A city transportation planner and a consultant provided a Transportation Master Plan introduction at a July 21 Kent City Council workshop. Staff plans to return to the council with a draft report and then seek public input.
“The plan is to better serve current and future needs of the city over the next 20 years,” Council President Toni Troutner said in a summary of the workshop. “It’s an important list that takes a lot of time.”
Staff compiled a list of 34 project corridors (from nearly 500 project ideas) that ranked the highest, based in part on how 20 performance metrics were met to achieve five primary master plan goals approved by the council:
Connectivity and options: Expand and strengthen walking, biking and transit to increase options for those who have fewest opportunities.
Safety and health: Improve safety by making walking, biking and getting to transit viable and comfortable alternatives to driving.
Placemaking: Investments that emphasize Kent as a welcoming place and enhance the character of the community.
Strategy: Pursue grants, partnerships and technologies to maximize resources and find new efficiencies.
Stewardship: Maintain and improve what we have, and focus new investments on projects that have long term community and economic benefits.
The council approved a $314,580 Phase 3 consultant contract last year with California-based Fehr & Peers to help develop a project list and finish the plan by the end of 2020.
Emily Alice Gerhart, of Fehr & Peers, said they looked at underserved communities, walking, biking and transit to help rank projects.
“We considered race and equity, demographic data, where people live and the challenges for mobility and access,” said Gerhart, who added that bicycle/pedestrian projects received higher scores as well as projects that address underserved populations.
“We had one-on-one outreach to 15 low-income house complexes, and 15 Black-owned businesses, organizations and places of worship,” she said about efforts to get input from the diverse community about which improvements could help them.
How to pay for the projects will be another challenge for the city.
The city uses revenue from the state gas tax, utility taxes, transportation impact fees (on developers), local improvement districts, the B&O tax and state grants to pay for streets.
But funding for transportation is not keeping pace in terms of maintenance, said consultant Kendra Breiland, of Fehr & Peers.

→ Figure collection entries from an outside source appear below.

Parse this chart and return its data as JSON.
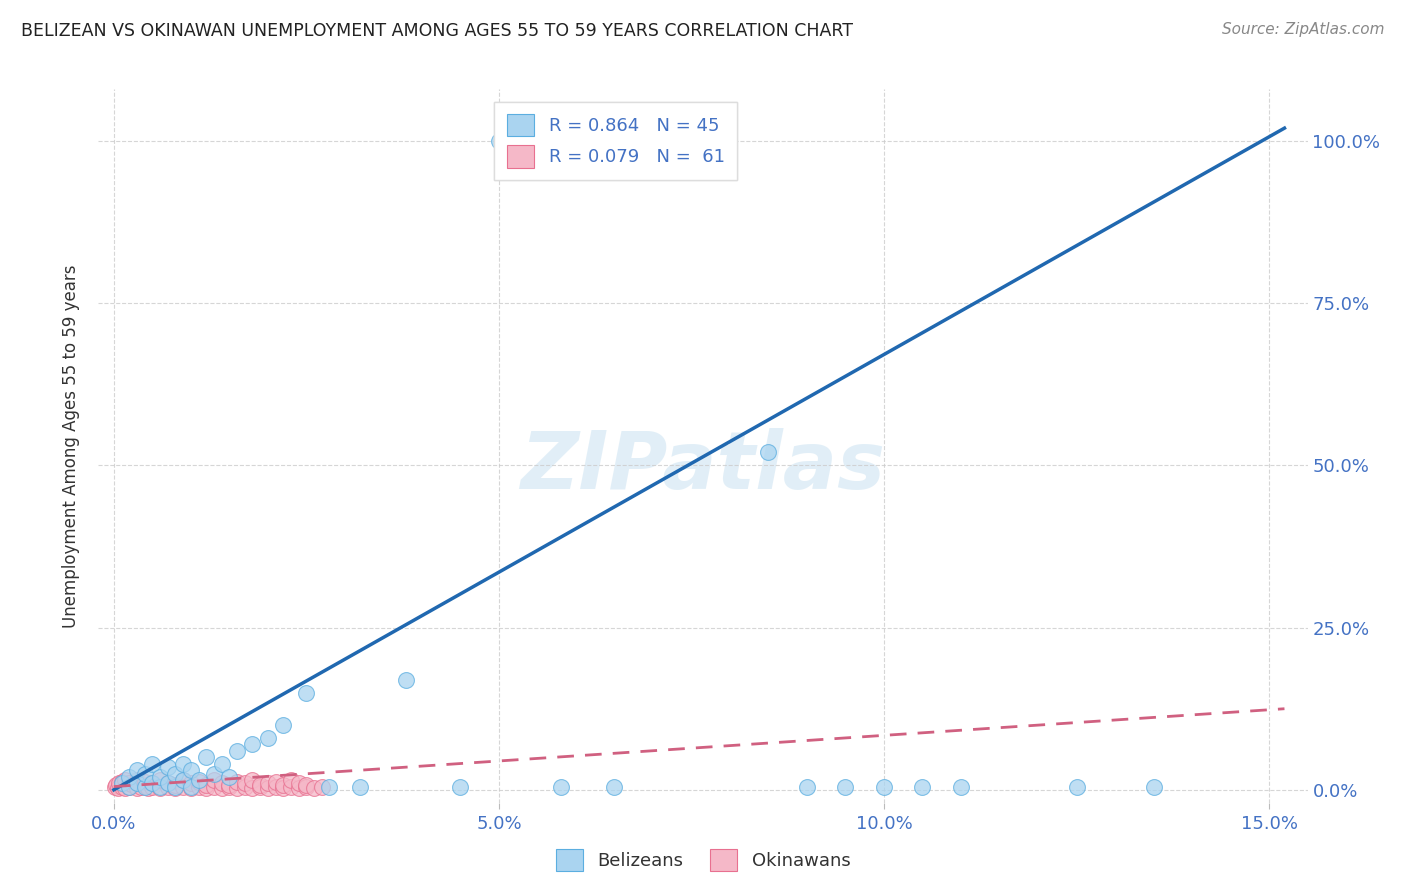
{
  "title": "BELIZEAN VS OKINAWAN UNEMPLOYMENT AMONG AGES 55 TO 59 YEARS CORRELATION CHART",
  "source": "Source: ZipAtlas.com",
  "ylabel": "Unemployment Among Ages 55 to 59 years",
  "xlim": [
    -0.002,
    0.155
  ],
  "ylim": [
    -0.02,
    1.08
  ],
  "xtick_vals": [
    0.0,
    0.05,
    0.1,
    0.15
  ],
  "xticklabels": [
    "0.0%",
    "5.0%",
    "10.0%",
    "15.0%"
  ],
  "ytick_vals": [
    0.0,
    0.25,
    0.5,
    0.75,
    1.0
  ],
  "yticklabels": [
    "0.0%",
    "25.0%",
    "50.0%",
    "75.0%",
    "100.0%"
  ],
  "belizean_fill_color": "#aad4f0",
  "belizean_edge_color": "#5baee0",
  "okinawan_fill_color": "#f5b8c8",
  "okinawan_edge_color": "#e87090",
  "belizean_line_color": "#2068b0",
  "okinawan_line_color": "#d06080",
  "legend_label_1": "R = 0.864   N = 45",
  "legend_label_2": "R = 0.079   N =  61",
  "legend_belizeans": "Belizeans",
  "legend_okinawans": "Okinawans",
  "watermark": "ZIPatlas",
  "background_color": "#ffffff",
  "bel_line_x0": 0.0,
  "bel_line_y0": 0.0,
  "bel_line_x1": 0.152,
  "bel_line_y1": 1.02,
  "oki_line_x0": 0.0,
  "oki_line_y0": 0.005,
  "oki_line_x1": 0.152,
  "oki_line_y1": 0.125,
  "bel_scatter_x": [
    0.001,
    0.002,
    0.002,
    0.003,
    0.003,
    0.004,
    0.004,
    0.005,
    0.005,
    0.006,
    0.006,
    0.007,
    0.007,
    0.008,
    0.008,
    0.009,
    0.009,
    0.01,
    0.01,
    0.011,
    0.012,
    0.013,
    0.014,
    0.015,
    0.016,
    0.018,
    0.02,
    0.022,
    0.025,
    0.028,
    0.032,
    0.038,
    0.045,
    0.05,
    0.055,
    0.058,
    0.065,
    0.085,
    0.09,
    0.095,
    0.1,
    0.105,
    0.11,
    0.125,
    0.135
  ],
  "bel_scatter_y": [
    0.01,
    0.005,
    0.02,
    0.01,
    0.03,
    0.005,
    0.025,
    0.01,
    0.04,
    0.005,
    0.02,
    0.01,
    0.035,
    0.005,
    0.025,
    0.015,
    0.04,
    0.005,
    0.03,
    0.015,
    0.05,
    0.025,
    0.04,
    0.02,
    0.06,
    0.07,
    0.08,
    0.1,
    0.15,
    0.005,
    0.005,
    0.17,
    0.005,
    1.0,
    1.0,
    0.005,
    0.005,
    0.52,
    0.005,
    0.005,
    0.005,
    0.005,
    0.005,
    0.005,
    0.005
  ],
  "oki_scatter_x": [
    0.0002,
    0.0003,
    0.0005,
    0.0007,
    0.001,
    0.001,
    0.0015,
    0.0015,
    0.002,
    0.002,
    0.0025,
    0.003,
    0.003,
    0.0035,
    0.004,
    0.004,
    0.0045,
    0.005,
    0.005,
    0.006,
    0.006,
    0.007,
    0.007,
    0.008,
    0.008,
    0.009,
    0.009,
    0.01,
    0.01,
    0.011,
    0.011,
    0.012,
    0.012,
    0.013,
    0.013,
    0.014,
    0.014,
    0.015,
    0.015,
    0.016,
    0.016,
    0.017,
    0.017,
    0.018,
    0.018,
    0.019,
    0.019,
    0.02,
    0.02,
    0.021,
    0.021,
    0.022,
    0.022,
    0.023,
    0.023,
    0.024,
    0.024,
    0.025,
    0.025,
    0.026,
    0.027
  ],
  "oki_scatter_y": [
    0.005,
    0.008,
    0.003,
    0.01,
    0.005,
    0.012,
    0.003,
    0.015,
    0.005,
    0.01,
    0.008,
    0.003,
    0.015,
    0.005,
    0.008,
    0.012,
    0.003,
    0.005,
    0.01,
    0.003,
    0.015,
    0.005,
    0.01,
    0.003,
    0.008,
    0.005,
    0.015,
    0.003,
    0.01,
    0.005,
    0.012,
    0.003,
    0.008,
    0.005,
    0.015,
    0.003,
    0.01,
    0.005,
    0.008,
    0.003,
    0.012,
    0.005,
    0.01,
    0.003,
    0.015,
    0.005,
    0.008,
    0.003,
    0.01,
    0.005,
    0.012,
    0.003,
    0.008,
    0.005,
    0.015,
    0.003,
    0.01,
    0.005,
    0.008,
    0.003,
    0.005
  ]
}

She said there is $13 million in unfunded needs, including sidewalks, and a $284 million backlog in maintenance to keep the system operating well.
Breiland said a number of the current funding sources are declining in revenue and that the city needs to look at new funding sources for the next 20 years. She said those options include a property tax increase (which voters would need to approve) to raise about $95 million from 2020 to 2040, a transportation benefit district (car tab fee) to raise $91 million, and a real estate excise tax to raise $83 million. The city also could raise its transporation impact fees.
Councilmember Bill Boyce said a transportation impact fee hike looks like the only option he would consider. That fee brings in about $1 million annually.
“A property tax and benefit district are tough targets,” Boyce said.
April Delchamps, senior transportation planner, said current funding is not great for the 20-year plan.
“There are potential options, and the project list would require some,” Delchamps said about additional revenue. “It’s not something we need next year or the year after that, but as the economy improves maybe we can achieve the project list.”
Delchamps said she expects to return to a Sept. 15 council workshop to report about the public feedback about projects and with details for a financial plan to pay for projects.
While many potential projects are on the list, city staff is looking at installing more roundabouts, such as the one under construction at Fourth Avenue South and Willis Street.
Potential roundabout projects to improve safety and ease congestion at intersections include:
• Interstate 5 and South 272nd Street
• Reith Road and South 253rd Street
• Reith Road and Lake Fenwick Road
The most expensive projects would be the grade separation (overpasses) of the railroad tracks and vehicle traffic along South 212th Street at the Union Pacific Railroad crossing and the BNSF Railway tracks; and two similar grade separations on the two railroad crossings along Willis Street. Each grade separation would cost an estimated $40 million to $50 million, according to the consultants. City staff added the projects on a supplementary list that were not part of the top 34 project corridors.
“There are so many projects that cost so much, and there is only so much we can do,” Boyce said in summarizing the 20-year plan. “I like what I see initially, but when we have so much need and all deep needs, it’s hard to figure out what should go first. We will take a closer look.”